MORE ON KANSAS’S DUMB ACADEMIC CENSORSHIP SCHEME:

The event that likely precipitated the policy change was one incendiary tweet in the wake of yet another mass shooting. David W. Guth, a tenured journalism professor at University of Kansas, unleashed a 140-character rant that insisted the “blood [was] on the hands of the #NRA.” Opinionated, but not necessarily objectionable, but then he went on: “Next time, let it be YOUR sons and daughters.” Oof. After a highly predictable and not wholly undeserved reaction, Guth was temporarily suspended.

The new Kansas policy, though, makes good and sure that any similar blunder would result in its author being permanently fired—in this case for “inciting violence” (though most believe Guth was not being literal).

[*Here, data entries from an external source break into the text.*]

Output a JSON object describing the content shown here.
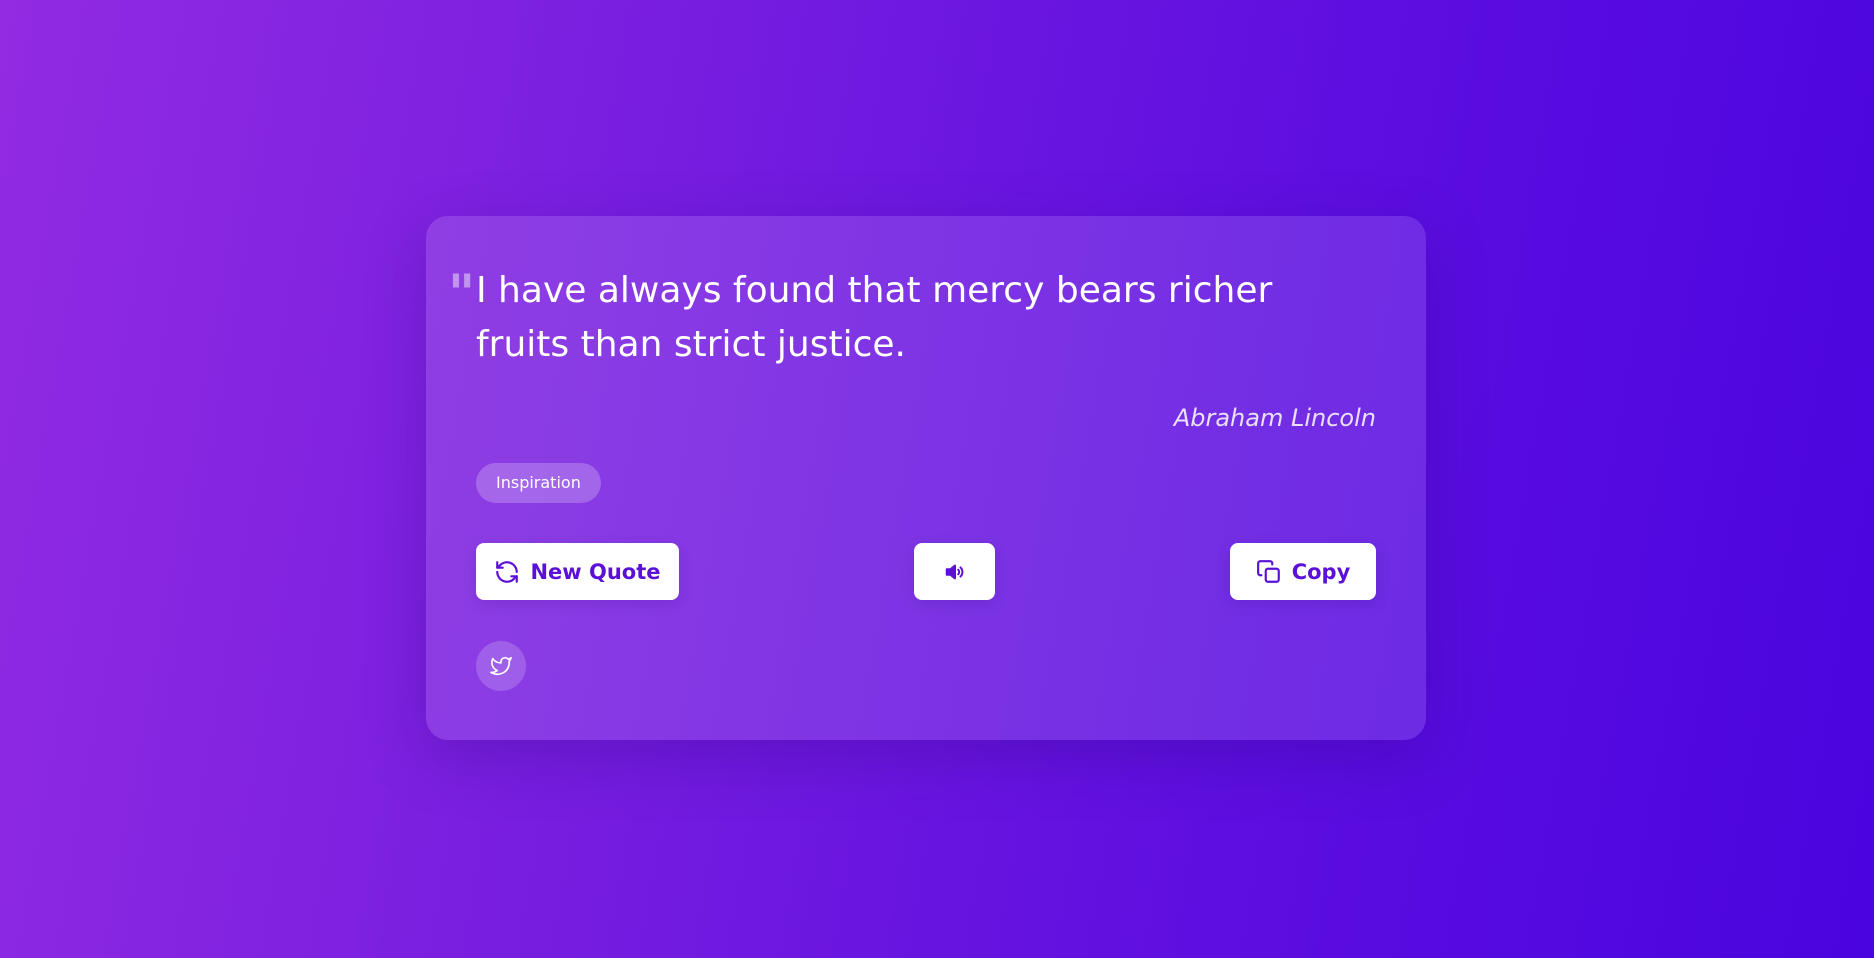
{
  "quote": {
    "mark": "\"",
    "text": "I have always found that mercy bears richer fruits than strict justice.",
    "author": "Abraham Lincoln",
    "tag": "Inspiration"
  },
  "actions": {
    "new_quote_label": "New Quote",
    "new_quote_icon": "refresh-icon",
    "speak_icon": "speaker-icon",
    "copy_label": "Copy",
    "copy_icon": "copy-icon",
    "share_icon": "twitter-icon"
  },
  "colors": {
    "background_start": "#922be2",
    "background_end": "#4a04df",
    "button_text": "#5a10d6",
    "button_bg": "#ffffff"
  }
}
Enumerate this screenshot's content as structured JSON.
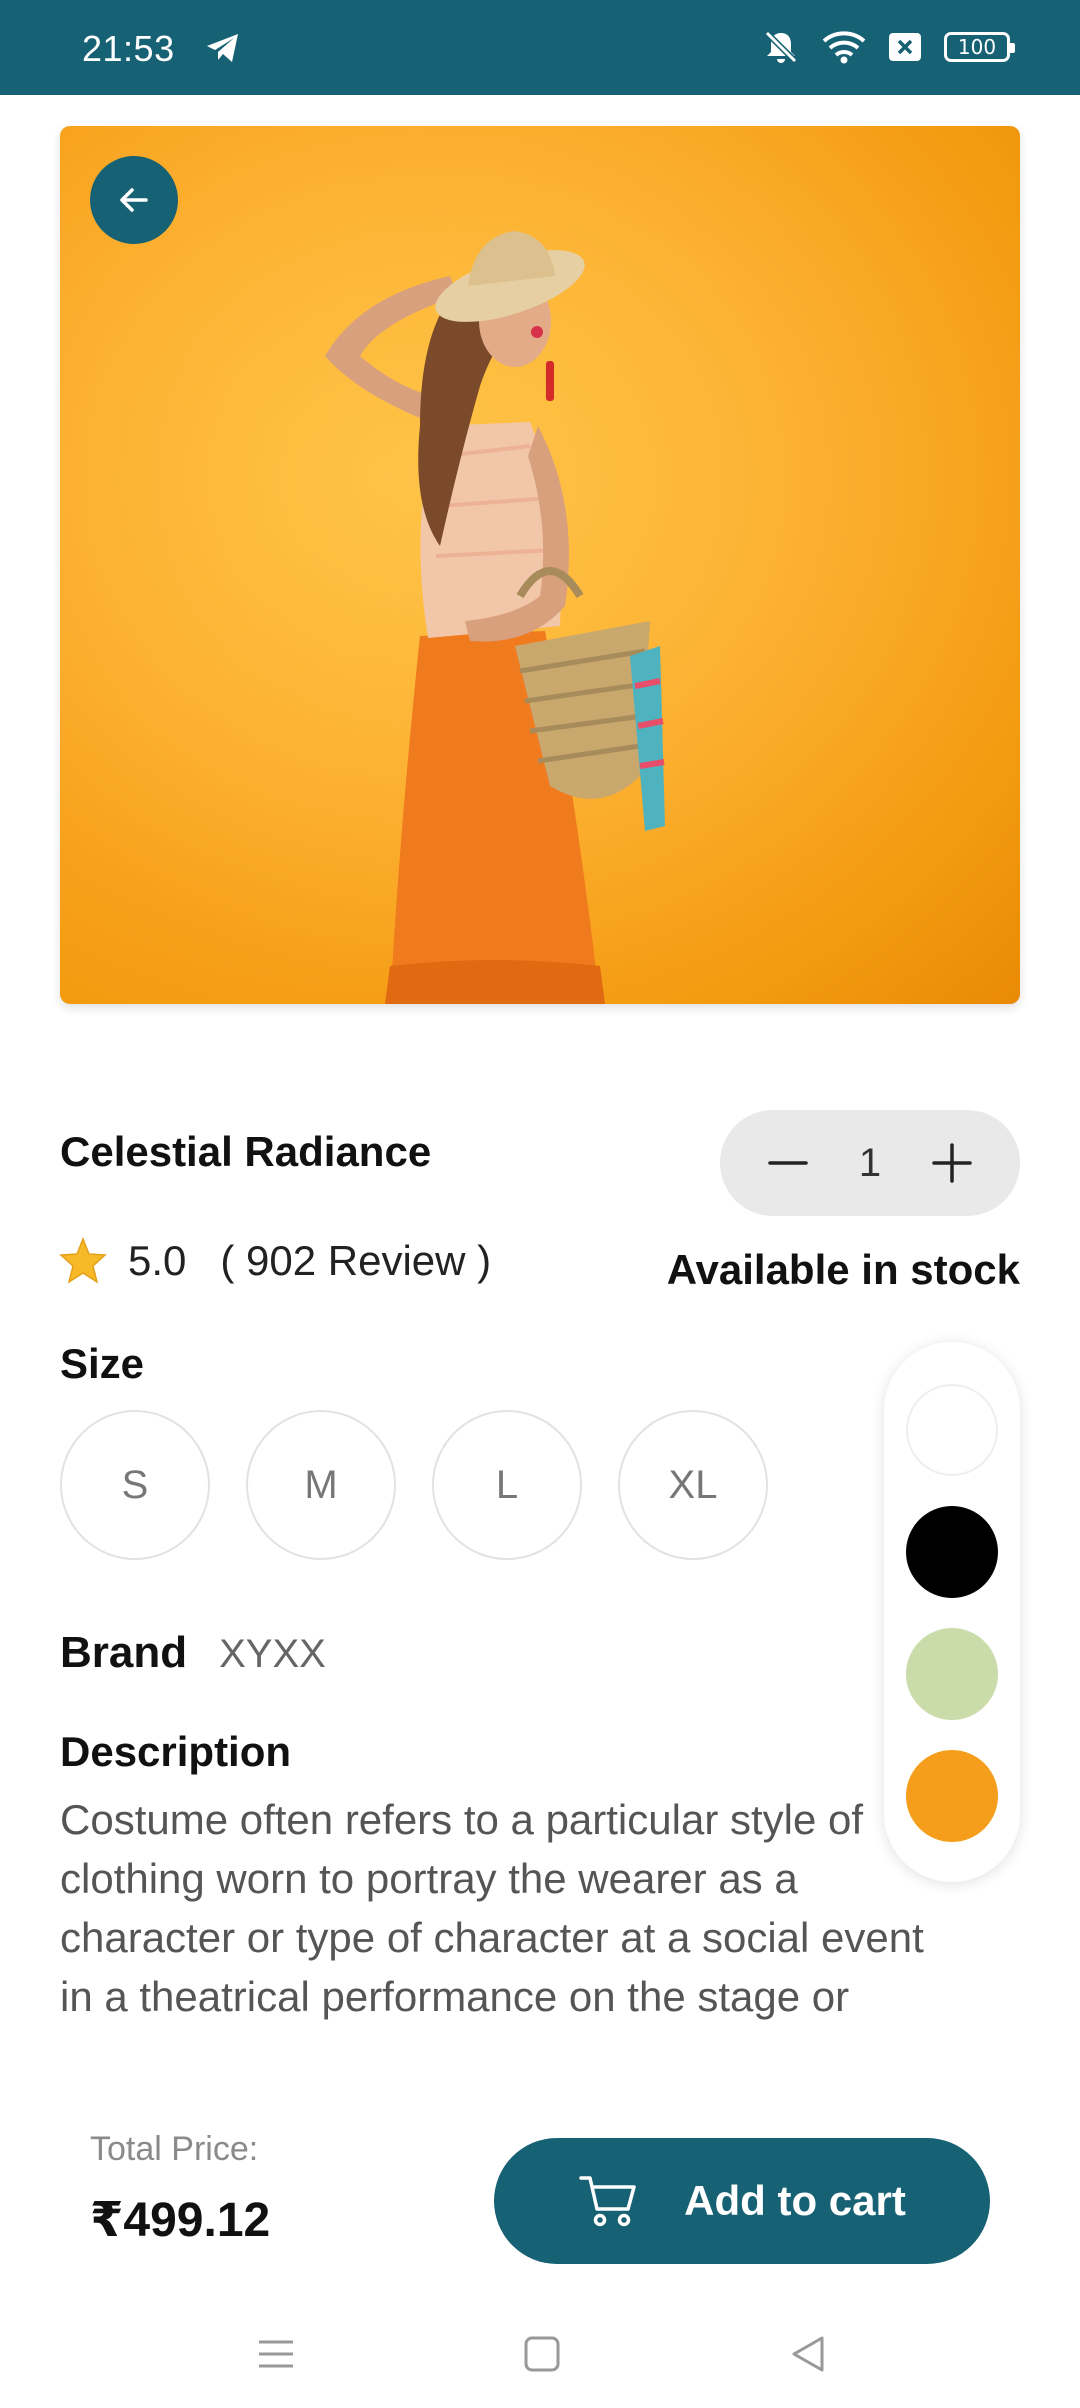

And that’s by far the least objectionable of the policy’s clauses. The regents seem to have milked the Guth incident for maximum possible censorship, and now the verboten also extends to statements that are “contrary to the best interests of the university” or anything that “impairs discipline by superiors or harmony among coworkers.”

It’s unconstitutional. But it’s also dumb as dirt. But it’s also the logical endpoint of the culture of political correctness that academics have permitted — and, often, championed — for decades. It would have been better to defend free speech, even if it doing so might have occasionally benefited a Baptist or something.